Perhaps green isn't my color. I really don't wear it except for this particular suit and tie ensemble I've described.


----------



## CuffDaddy (Feb 26, 2009)

Maybe. Or maybe the person was an idiot. Tough to tell without seeing a photo. Of the suit and tie, not the commentor.


----------



## CJB (Feb 26, 2009)

I am a fan of deep purple with a light grey suit.


----------



## Earl of Ormonde (Sep 5, 2008)

To agree with what CuddDaddy said. Never ask for that friend's advice again on clothing!

I often wear green or green/gold small pattern ties with my light grey suit. Also a bronze/purple stripe, a solid deep gold, a green & red regimental, and so on. I wear many other ties with my light grey suit, solid white, solid black, solid silver. The beauty of a light grey suit is that nearly every tie conceivable can go with it. However, and this is just my preference I never wear solid red or solid blue ties with it, as I think I end up looking too much like a politician then.


----------



## Cary Grant (Sep 11, 2008)

Light/cool greens work exceptionally well against gray. I've a light green with a small goldish detail that I like against my lighter gray suits.

Here's a couple in the new season from Drakes that could be delightful against the right shade of gray. Also- I just posted in the WAYWN thread wearing a more yellow-green bowtie... note it against the light gray odd vest.


----------



## blaze79 (Jan 7, 2010)

I often wear my light grey suits with white shirts and a light blue tie


----------



## YoungClayB (Nov 16, 2009)

CuffDaddy said:


> Maybe. Or maybe the person was an idiot. Tough to tell without seeing a photo. Of the suit and tie, not the commentor.

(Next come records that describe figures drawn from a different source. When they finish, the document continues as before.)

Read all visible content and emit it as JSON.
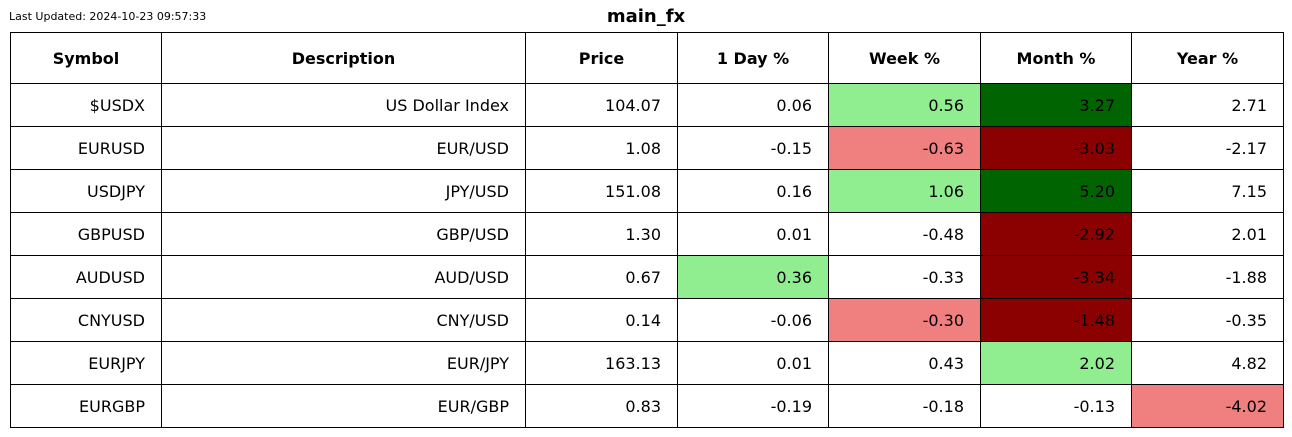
{
  "last_updated": "Last Updated: 2024-10-23 09:57:33",
  "title": "main_fx",
  "colors": {
    "strong_up": "#006400",
    "up": "#90ee90",
    "down": "#f08080",
    "strong_down": "#8b0000",
    "neutral": "#ffffff"
  },
  "chart_data": {
    "type": "table",
    "title": "main_fx",
    "columns": [
      "Symbol",
      "Description",
      "Price",
      "1 Day %",
      "Week %",
      "Month %",
      "Year %"
    ],
    "rows": [
      {
        "cells": [
          "$USDX",
          "US Dollar Index",
          "104.07",
          "0.06",
          "0.56",
          "3.27",
          "2.71"
        ],
        "shading": [
          "neutral",
          "neutral",
          "neutral",
          "neutral",
          "up",
          "strong_up",
          "neutral"
        ]
      },
      {
        "cells": [
          "EURUSD",
          "EUR/USD",
          "1.08",
          "-0.15",
          "-0.63",
          "-3.03",
          "-2.17"
        ],
        "shading": [
          "neutral",
          "neutral",
          "neutral",
          "neutral",
          "down",
          "strong_down",
          "neutral"
        ]
      },
      {
        "cells": [
          "USDJPY",
          "JPY/USD",
          "151.08",
          "0.16",
          "1.06",
          "5.20",
          "7.15"
        ],
        "shading": [
          "neutral",
          "neutral",
          "neutral",
          "neutral",
          "up",
          "strong_up",
          "neutral"
        ]
      },
      {
        "cells": [
          "GBPUSD",
          "GBP/USD",
          "1.30",
          "0.01",
          "-0.48",
          "-2.92",
          "2.01"
        ],
        "shading": [
          "neutral",
          "neutral",
          "neutral",
          "neutral",
          "neutral",
          "strong_down",
          "neutral"
        ]
      },
      {
        "cells": [
          "AUDUSD",
          "AUD/USD",
          "0.67",
          "0.36",
          "-0.33",
          "-3.34",
          "-1.88"
        ],
        "shading": [
          "neutral",
          "neutral",
          "neutral",
          "up",
          "neutral",
          "strong_down",
          "neutral"
        ]
      },
      {
        "cells": [
          "CNYUSD",
          "CNY/USD",
          "0.14",
          "-0.06",
          "-0.30",
          "-1.48",
          "-0.35"
        ],
        "shading": [
          "neutral",
          "neutral",
          "neutral",
          "neutral",
          "down",
          "strong_down",
          "neutral"
        ]
      },
      {
        "cells": [
          "EURJPY",
          "EUR/JPY",
          "163.13",
          "0.01",
          "0.43",
          "2.02",
          "4.82"
        ],
        "shading": [
          "neutral",
          "neutral",
          "neutral",
          "neutral",
          "neutral",
          "up",
          "neutral"
        ]
      },
      {
        "cells": [
          "EURGBP",
          "EUR/GBP",
          "0.83",
          "-0.19",
          "-0.18",
          "-0.13",
          "-4.02"
        ],
        "shading": [
          "neutral",
          "neutral",
          "neutral",
          "neutral",
          "neutral",
          "neutral",
          "down"
        ]
      }
    ]
  }
}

lol. A photo of the commentor could clear up some things to perhaps.


----------



## Sean1982 (Sep 7, 2009)

Navy blue or lighter red works with my light grey db suit


----------



## PMRuby (Jan 13, 2010)

A better question is 'what doesn't work?' 

Practically any color can look good if you're fairly careful. As for the 'stay away' list, brown and white would obviously look bizarre and with black or silver you might run the risk of looking like ryan seacrest (too modern). Beyond that, go by the color of the suit, your shirt choice, your skin tone, and the occassion - it should be rather easy.


----------



## TheDlABlO (Feb 5, 2010)

i usually wear sick amounts of blues, yellows, and yellow-blues ties. with greys for some reason i really like purple.


----------



## brettski (Dec 13, 2009)

I think most darker shades of blue and purple look fantastic with gray.


----------



## stcolumba (Oct 10, 2006)

Cary Grant said:


> Light/cool greens work exceptionally well against gray. I've a light green with a small goldish detail that I like against my lighter gray suits.
> 
> Here's a couple in the new season from Drakes that could be delightful against the right shade of gray. Also- I just posted in the WAYWN thread wearing a more yellow-green bowtie... note it against the light gray odd vest.


A great suggestion!


----------



## Commander Caractacus Pott (Oct 9, 2009)

I have a black and white stripe tie that I wear frequently with a light grey suit. It sounds a tad monochromatic but looks quite nice.


----------